El poeta, si ha entendido algo de su condición, no puede comprometerse, no acepta encargos y, desde esa perspectiva, resulta un tanto presuntuoso afirmar que es el único responsable de su obra. Un buen artesano será capaz de modelar, uno tras otro, veinte o treinta estupendos platos de cerámica, los que hagan falta; un artista, en cambio, dependerá siempre de la asistencia de ese otro poder —llámesele como se prefiera— para llevar a buen término su cometido. Del mismo modo que ningún hombre puede asegurar que estará vivo al minuto siguiente, un poeta ignora si el poema que acaba de escribir será el último que escriba, por eso, cuando le preguntan acerca de sus intenciones y proyectos, se siente como un potro al que interrogaran sobre la dirección que tomará cuando comience a galopar. Un potro corre y brinca sin importarle a dónde va, disfrutando del trote y de la carrera porque sí, ya que esas actividades forman parte de su misma naturaleza. Vida y poesía nos atañen como un don, se resisten a nuestro deseo de gobernarlas.
A partir del romanticismo, se ha querido ver en el artista a un ser superior, a una persona, digamos, de altura; sin embargo, el autor no es nada en absoluto separado de su obra. ¿Quién fue Shakespeare en realidad, quiénes Velázquez o Mozart? Importa poco; como individuos todos somos la misma siembra de humo, igual cosecha de ceniza.

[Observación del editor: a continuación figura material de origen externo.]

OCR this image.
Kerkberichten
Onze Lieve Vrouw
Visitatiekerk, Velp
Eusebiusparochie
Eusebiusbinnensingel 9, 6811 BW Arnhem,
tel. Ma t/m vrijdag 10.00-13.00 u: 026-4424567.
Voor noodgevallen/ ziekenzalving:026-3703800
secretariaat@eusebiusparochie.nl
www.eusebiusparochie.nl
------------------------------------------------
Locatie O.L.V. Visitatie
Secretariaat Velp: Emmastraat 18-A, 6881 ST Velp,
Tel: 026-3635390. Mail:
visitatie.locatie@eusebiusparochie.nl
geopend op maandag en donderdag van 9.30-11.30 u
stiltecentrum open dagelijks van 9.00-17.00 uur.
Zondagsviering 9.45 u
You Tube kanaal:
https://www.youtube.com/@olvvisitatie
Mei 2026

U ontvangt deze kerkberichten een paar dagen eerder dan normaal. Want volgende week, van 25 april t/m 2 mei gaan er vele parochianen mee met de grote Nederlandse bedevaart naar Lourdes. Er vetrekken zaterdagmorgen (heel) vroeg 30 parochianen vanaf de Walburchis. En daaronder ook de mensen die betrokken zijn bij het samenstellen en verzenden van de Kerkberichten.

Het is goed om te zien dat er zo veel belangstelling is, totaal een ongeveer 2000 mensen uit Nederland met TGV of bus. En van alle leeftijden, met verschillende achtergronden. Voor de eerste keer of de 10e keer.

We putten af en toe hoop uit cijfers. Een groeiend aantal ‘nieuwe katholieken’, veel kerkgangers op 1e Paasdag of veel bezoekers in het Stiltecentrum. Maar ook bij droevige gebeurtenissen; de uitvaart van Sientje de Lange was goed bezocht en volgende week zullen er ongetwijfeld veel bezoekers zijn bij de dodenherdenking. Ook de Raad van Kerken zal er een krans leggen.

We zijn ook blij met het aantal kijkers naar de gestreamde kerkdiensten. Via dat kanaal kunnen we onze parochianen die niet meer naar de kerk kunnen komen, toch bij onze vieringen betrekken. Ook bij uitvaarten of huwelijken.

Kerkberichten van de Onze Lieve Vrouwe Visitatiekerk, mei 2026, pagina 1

Pero ahí están Hamlet, Las Meninas, La flauta mágica. Esas criaturas viven su vida inmortal sin saber nada en absoluto de sus autores. Para mí, el apellido Quevedo es poco más que un modo —muy querido— de nombrar algunos de los sonetos más prodigiosos que he leído en castellano; por eso, si pasado mañana se descubriera que esos versos se deben a cualquier otro, nada sustancial se perdería. Un apellido es poca cosa.»
Vicente Gallego. Sobre el arte de hurtarse.